Peter Collins, senior director of public relations for Papa John’s International Inc., said the chain was preparing for a busier than usual Tuesday, but “not Super Bowl or Halloween levels, more like a highly anticipated football game.”
A brand-agnostic grassroots effort launched before Election day called “Pizza to the Polls” allowing donors to contribute toward pizza delivery to polling sites in various cities to feed hungry voters standing in line.
By midday Pacific time on Tuesday, $25,378 had been contributed, 676 pizzas had been ordered and $13,009 remained.
Like restaurants, third-party delivery providers have Election Day promotions running.
DoorDash is offering free delivery of Shake Shack on Tuesday only, for example.
“Between election parties and people voting after work, we expect it to be a busy night for delivery,” said Eitan Bencuya, a spokesman for DoorDash. “We’ve reached out to Dashers across the country to remind them to hit the roads tonight.”
Postmates, which delivers in about 40 markets, has also sent users a code for free delivery from select merchants in their markets.
The delivery provider has also partnered with ride-sharing service Via in Chicago, New York and Washington, D.C. to give customers free rides to the polls, then free food delivery from Postmates once they get home to watch results unfold.
GrubHub, which offers delivery service in 1,100 cities across the country, on Tuesday offered its own completely unscientific food-related election data for guests to follow.
The delivery service has identified certain dishes most popular in states that voted red or blue in past elections. Democrats tend to favor ethnic foods like teppanyaki, tostadas and dim sum, for example, while Republicans appear to prefer fajitas, meatballs and beef dishes.
With that in mind, GrubHub has launched a microsite, eatelection.grubhub.com, with a map of the country that will be updated each hour on Tuesday to indicate consumer delivery trends and whether they are leaning Democrat or Republican in their election-day choices.
Click on the state to see what’s trending. A few states on the map are missing because GrubHub doesn’t deliver there yet.
“We wanted to look for a way to celebrate the election and allow our diners to get involved in a fun and different way,” said Meghan Gage, a GrubHub spokesperson.
“We hope diners understand this is a busy night for delivery drivers and encourage them to be generous and appreciative when tipping,” she added.

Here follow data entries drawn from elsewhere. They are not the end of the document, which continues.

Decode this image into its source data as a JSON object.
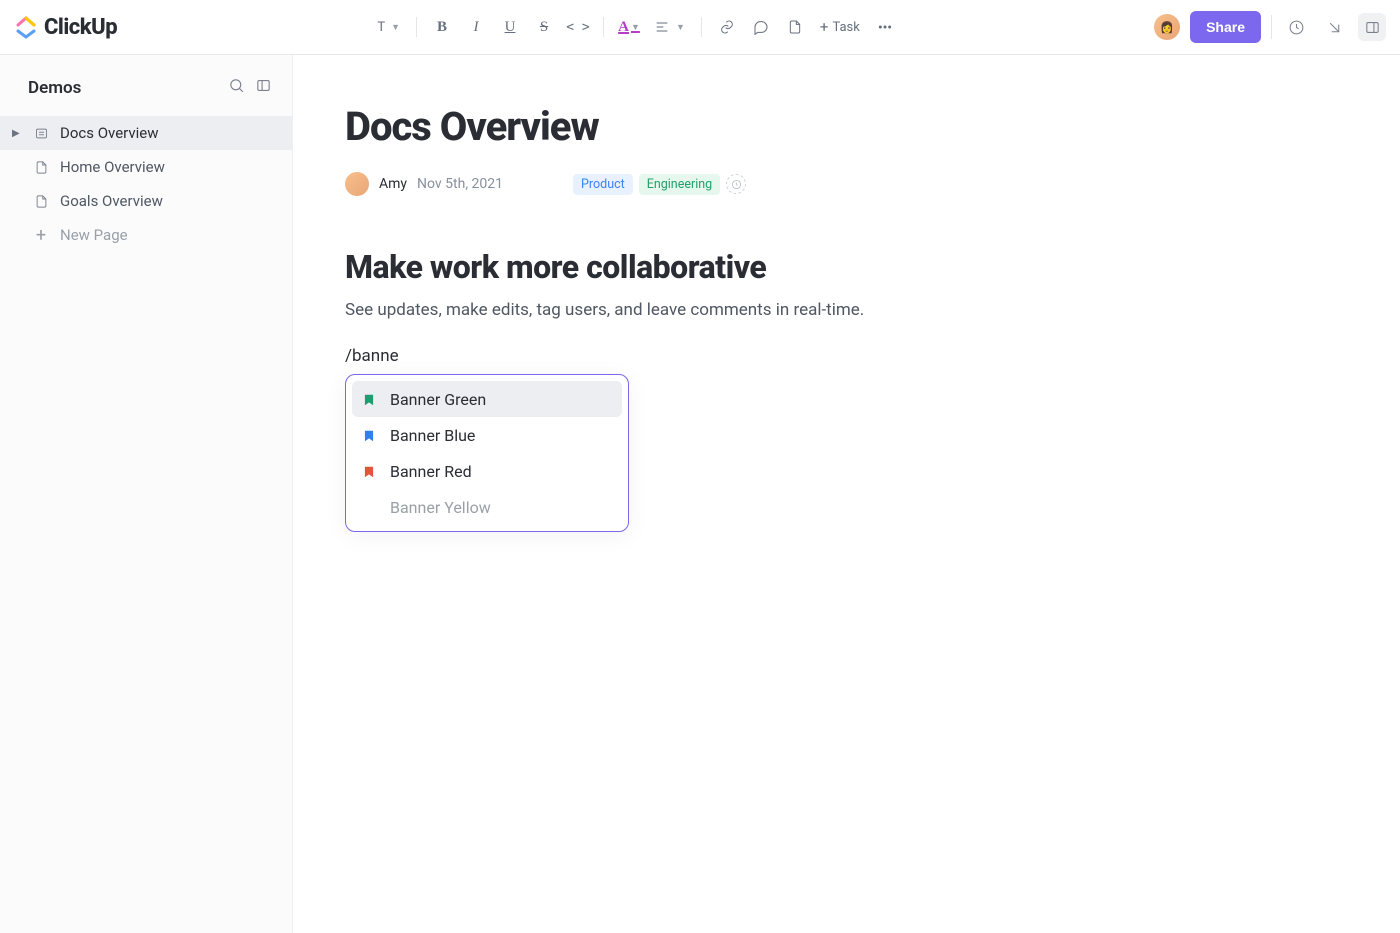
{
  "brand": "ClickUp",
  "toolbar": {
    "text_style_label": "T",
    "task_label": "Task",
    "share_label": "Share"
  },
  "sidebar": {
    "title": "Demos",
    "items": [
      {
        "label": "Docs Overview",
        "active": true,
        "type": "doc"
      },
      {
        "label": "Home Overview",
        "active": false,
        "type": "page"
      },
      {
        "label": "Goals Overview",
        "active": false,
        "type": "page"
      }
    ],
    "new_page_label": "New Page"
  },
  "doc": {
    "title": "Docs Overview",
    "author": "Amy",
    "date": "Nov 5th, 2021",
    "tags": [
      {
        "label": "Product",
        "style": "product"
      },
      {
        "label": "Engineering",
        "style": "eng"
      }
    ],
    "heading": "Make work more collaborative",
    "paragraph": "See updates, make edits, tag users, and leave comments in real-time.",
    "slash_query": "/banne"
  },
  "slash_menu": {
    "items": [
      {
        "label": "Banner Green",
        "color": "#1f9d6e",
        "selected": true
      },
      {
        "label": "Banner Blue",
        "color": "#2f80ed",
        "selected": false
      },
      {
        "label": "Banner Red",
        "color": "#e2553d",
        "selected": false
      },
      {
        "label": "Banner Yellow",
        "color": "",
        "selected": false,
        "dim": true
      }
    ]
  }
}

The five-unit Asian Box, meanwhile, based in San Francisco, was also expecting a busy night of delivery with its partner DoorDash.
The chain added an extra worker per store to help coordinate quick pick up for delivery orders. The restaurant loaded delivery bags with utensils and napkins prior to the evening shift to help with speed, and the chain planned to add an Election Day treat to every delivery order.